Data Collection and Validation

The audio data was collected via crowdsourcing, engaging native speakers to record and validate the spoken version of MASSIVE sentences. The authors employed a two-iteration validation protocol to ensure high-quality recordings: initial recordings were validated by a separate group of native speakers, and any invalid recordings underwent a second round of validation. This rigorous process ensured the quality and reliability of the dataset, which was further bolstered by inserting known quality control samples into the validation phase.

Dataset Statistics

Speech-MASSIVE's dataset statistics are well-documented, detailing the number of samples, the hours of recorded speech, and the speaker demographics for each language. French and German were fully covered in the training data, while other languages received a few-shot representation. This design accounted for practical constraints like budget and availability of crowdworkers, aiming for a balanced linguistic diversity.

ASR Performance

The authors assessed Speech-MASSIVE using Whisper, a state-of-the-art multilingual ASR model. Higher Word Error Rates (WERs) were observed in Speech-MASSIVE compared to FLEURS, suggesting inherently more challenging utterances. However, the high correlation (0.96) between WERs across both datasets indicates consistent Whisper performance.

SLU Baselines

Three main SLU baselines were established:

NLU Model: Using mT5-based models, representing an ideal upper bound free from ASR errors.
Cascaded SLU System: Combining Whisper for transcription and the mT5 model for intent and slot predictions.
End-to-End (E2E) Model: Training Whisper directly for SLU, bypassing intermediate text representations.

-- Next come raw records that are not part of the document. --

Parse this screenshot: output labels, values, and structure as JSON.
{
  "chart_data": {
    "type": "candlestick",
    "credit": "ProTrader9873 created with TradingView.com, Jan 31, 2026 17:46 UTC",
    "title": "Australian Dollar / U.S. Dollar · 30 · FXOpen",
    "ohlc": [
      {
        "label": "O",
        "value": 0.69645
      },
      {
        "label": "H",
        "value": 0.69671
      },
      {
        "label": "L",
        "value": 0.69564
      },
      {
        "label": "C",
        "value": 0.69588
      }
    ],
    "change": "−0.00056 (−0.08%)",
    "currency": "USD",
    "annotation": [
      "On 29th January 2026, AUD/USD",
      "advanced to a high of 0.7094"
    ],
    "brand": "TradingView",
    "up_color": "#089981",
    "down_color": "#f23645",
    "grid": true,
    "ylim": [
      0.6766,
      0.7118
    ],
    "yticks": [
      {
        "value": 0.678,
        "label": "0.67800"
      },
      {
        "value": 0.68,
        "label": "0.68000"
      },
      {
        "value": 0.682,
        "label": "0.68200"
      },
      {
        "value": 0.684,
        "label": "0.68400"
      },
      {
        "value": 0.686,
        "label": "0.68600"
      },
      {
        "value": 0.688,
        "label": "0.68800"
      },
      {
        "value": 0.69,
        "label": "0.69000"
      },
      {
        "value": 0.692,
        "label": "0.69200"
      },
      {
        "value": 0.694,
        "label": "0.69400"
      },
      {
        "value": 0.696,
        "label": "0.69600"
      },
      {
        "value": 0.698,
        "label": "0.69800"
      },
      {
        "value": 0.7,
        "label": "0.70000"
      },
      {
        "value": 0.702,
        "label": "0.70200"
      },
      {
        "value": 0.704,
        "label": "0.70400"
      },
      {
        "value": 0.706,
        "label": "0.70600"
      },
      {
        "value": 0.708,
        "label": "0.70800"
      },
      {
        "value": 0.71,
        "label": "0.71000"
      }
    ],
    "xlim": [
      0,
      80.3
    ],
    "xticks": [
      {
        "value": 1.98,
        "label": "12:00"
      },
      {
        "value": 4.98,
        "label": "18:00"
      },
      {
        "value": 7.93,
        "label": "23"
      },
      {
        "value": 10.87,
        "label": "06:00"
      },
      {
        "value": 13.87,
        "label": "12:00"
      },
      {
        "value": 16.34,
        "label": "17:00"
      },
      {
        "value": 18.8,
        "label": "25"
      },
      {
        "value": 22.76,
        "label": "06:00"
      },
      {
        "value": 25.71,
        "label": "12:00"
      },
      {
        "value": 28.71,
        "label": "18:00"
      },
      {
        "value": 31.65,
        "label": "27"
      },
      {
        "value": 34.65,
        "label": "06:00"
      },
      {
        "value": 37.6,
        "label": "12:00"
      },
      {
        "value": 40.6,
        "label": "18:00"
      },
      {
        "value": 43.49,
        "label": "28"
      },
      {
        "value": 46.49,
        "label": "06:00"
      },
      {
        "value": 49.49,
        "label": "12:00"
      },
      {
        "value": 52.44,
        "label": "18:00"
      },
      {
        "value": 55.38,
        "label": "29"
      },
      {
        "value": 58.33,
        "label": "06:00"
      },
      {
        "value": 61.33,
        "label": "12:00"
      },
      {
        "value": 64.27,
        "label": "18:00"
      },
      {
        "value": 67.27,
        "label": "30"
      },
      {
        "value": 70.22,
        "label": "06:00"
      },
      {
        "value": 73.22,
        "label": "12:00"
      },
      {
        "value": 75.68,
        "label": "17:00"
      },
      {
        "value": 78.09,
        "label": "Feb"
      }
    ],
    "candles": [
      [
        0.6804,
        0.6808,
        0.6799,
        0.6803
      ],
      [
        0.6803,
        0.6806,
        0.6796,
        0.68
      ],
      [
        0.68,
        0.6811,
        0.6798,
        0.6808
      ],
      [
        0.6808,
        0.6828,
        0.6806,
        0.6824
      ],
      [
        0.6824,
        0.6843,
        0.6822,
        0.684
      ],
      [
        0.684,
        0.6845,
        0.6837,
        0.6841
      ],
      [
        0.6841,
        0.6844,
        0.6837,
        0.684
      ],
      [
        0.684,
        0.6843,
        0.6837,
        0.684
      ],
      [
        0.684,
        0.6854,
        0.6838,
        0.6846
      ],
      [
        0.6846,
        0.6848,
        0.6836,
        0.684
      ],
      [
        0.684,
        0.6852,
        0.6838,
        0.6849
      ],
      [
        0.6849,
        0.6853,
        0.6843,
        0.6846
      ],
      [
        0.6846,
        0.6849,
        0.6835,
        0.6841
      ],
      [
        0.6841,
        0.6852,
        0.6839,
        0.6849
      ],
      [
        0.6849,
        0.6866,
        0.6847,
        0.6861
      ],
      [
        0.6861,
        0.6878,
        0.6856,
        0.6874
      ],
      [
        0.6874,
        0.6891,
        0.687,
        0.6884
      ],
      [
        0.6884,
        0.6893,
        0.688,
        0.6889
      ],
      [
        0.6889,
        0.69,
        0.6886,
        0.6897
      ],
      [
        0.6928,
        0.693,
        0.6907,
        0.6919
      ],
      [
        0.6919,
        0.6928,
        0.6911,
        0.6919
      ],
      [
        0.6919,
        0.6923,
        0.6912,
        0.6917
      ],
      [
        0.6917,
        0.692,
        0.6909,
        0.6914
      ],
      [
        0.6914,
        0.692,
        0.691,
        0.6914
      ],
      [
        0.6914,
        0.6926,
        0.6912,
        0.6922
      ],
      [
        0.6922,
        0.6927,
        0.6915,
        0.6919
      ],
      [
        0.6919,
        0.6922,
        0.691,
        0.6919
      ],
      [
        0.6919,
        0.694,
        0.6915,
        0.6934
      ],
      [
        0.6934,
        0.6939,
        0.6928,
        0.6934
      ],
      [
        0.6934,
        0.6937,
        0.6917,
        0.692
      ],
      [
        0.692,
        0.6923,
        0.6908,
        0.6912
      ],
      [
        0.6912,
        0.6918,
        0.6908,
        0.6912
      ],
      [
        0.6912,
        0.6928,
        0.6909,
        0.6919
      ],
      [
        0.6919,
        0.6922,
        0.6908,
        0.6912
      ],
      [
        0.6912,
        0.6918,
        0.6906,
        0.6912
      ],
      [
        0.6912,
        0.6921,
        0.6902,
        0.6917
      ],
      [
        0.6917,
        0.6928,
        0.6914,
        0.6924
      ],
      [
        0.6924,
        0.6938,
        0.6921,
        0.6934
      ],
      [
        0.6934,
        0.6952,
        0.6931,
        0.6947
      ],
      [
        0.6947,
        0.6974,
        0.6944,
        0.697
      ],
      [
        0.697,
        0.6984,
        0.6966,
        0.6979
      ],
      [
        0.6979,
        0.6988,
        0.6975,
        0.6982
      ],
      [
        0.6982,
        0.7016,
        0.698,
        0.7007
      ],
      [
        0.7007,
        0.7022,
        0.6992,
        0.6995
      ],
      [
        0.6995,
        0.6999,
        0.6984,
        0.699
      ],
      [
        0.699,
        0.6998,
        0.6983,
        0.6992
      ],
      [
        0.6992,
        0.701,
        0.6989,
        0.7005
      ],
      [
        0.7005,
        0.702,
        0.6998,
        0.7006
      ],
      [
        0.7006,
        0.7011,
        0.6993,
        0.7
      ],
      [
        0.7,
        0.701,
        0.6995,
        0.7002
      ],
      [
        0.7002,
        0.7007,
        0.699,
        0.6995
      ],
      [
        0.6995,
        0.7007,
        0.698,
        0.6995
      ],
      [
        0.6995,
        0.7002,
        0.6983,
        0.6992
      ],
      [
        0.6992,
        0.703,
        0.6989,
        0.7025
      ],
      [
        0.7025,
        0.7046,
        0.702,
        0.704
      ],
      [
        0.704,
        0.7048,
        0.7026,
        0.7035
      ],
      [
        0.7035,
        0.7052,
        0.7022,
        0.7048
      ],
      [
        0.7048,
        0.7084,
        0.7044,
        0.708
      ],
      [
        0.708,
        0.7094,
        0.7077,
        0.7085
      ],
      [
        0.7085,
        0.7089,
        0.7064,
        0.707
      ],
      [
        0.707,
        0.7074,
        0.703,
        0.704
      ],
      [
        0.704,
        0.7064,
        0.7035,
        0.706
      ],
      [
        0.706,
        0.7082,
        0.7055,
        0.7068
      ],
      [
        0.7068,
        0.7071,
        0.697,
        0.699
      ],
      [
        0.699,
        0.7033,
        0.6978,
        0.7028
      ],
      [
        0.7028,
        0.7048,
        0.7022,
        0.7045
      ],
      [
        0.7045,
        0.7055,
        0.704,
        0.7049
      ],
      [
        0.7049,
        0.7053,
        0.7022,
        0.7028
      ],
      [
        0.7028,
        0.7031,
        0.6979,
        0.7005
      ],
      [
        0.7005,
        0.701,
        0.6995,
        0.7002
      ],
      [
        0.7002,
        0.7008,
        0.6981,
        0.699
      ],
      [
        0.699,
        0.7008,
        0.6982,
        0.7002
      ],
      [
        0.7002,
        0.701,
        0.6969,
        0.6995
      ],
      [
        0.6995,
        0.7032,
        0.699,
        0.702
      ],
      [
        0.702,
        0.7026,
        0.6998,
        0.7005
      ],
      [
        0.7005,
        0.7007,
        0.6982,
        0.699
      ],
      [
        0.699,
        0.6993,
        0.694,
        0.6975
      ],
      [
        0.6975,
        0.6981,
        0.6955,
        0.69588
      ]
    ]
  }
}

The baselines showcased performance improvements from zero-shot to few-shot and full fine-tuning regimes. Notably, cascaded SLU performance in full fine-tuning was competitive with the text-only NLU baseline, especially for well-represented languages in the mC4 dataset.

Comparative Performance and Training Language Impact

A detailed comparison revealed that the cascaded SLU generally outperformed E2E models in zero-shot settings using English data. However, in the few-shot scenario, E2E models achieved comparable or better performance, especially when pre-trained with French data from Speech-MASSIVE. This underscores the significant influence of the training language on SLU performance, particularly in multilingual and few-shot contexts.

Versatility Beyond SLU

Additional baselines for LID and ST demonstrated Speech-MASSIVE's utility beyond SLU. Whisper's performance in these tasks provided a robust benchmark for evaluating cross-task and cross-lingual capabilities, highlighting the dataset's potential for broader speech research applications.

Conclusion

Speech-MASSIVE offers a significant multilingual resource with 12 languages for SLU and other speech-related tasks. The dataset and corresponding benchmarks enable comprehensive evaluation and comparison, fostering advancements in multilingual, multimodal, and multi-task speech processing. Future research will benefit from exploring the influence of training languages in SLU performance, comparing cascade versus E2E architectures deeply, and pushing the boundaries of multi-task speech systems.

Implications and Future Directions

Practically, Speech-MASSIVE can significantly aid the development of more robust, multilingual SLU systems, enhancing user interactions across diverse languages. Theoretically, the dataset provides a fertile ground for investigating multilingual model training, the efficacy of cascade versus E2E architectures, and their performance dynamics in zero-shot and few-shot settings. Future research should focus on extending multilingual corpora in training foundational models and exploring multi-task learning paradigms to exploit cross-task synergies effectively.

By making Speech-MASSIVE publicly available, the authors set a foundation that could catalyze significant progress in multilingual SLU and related fields.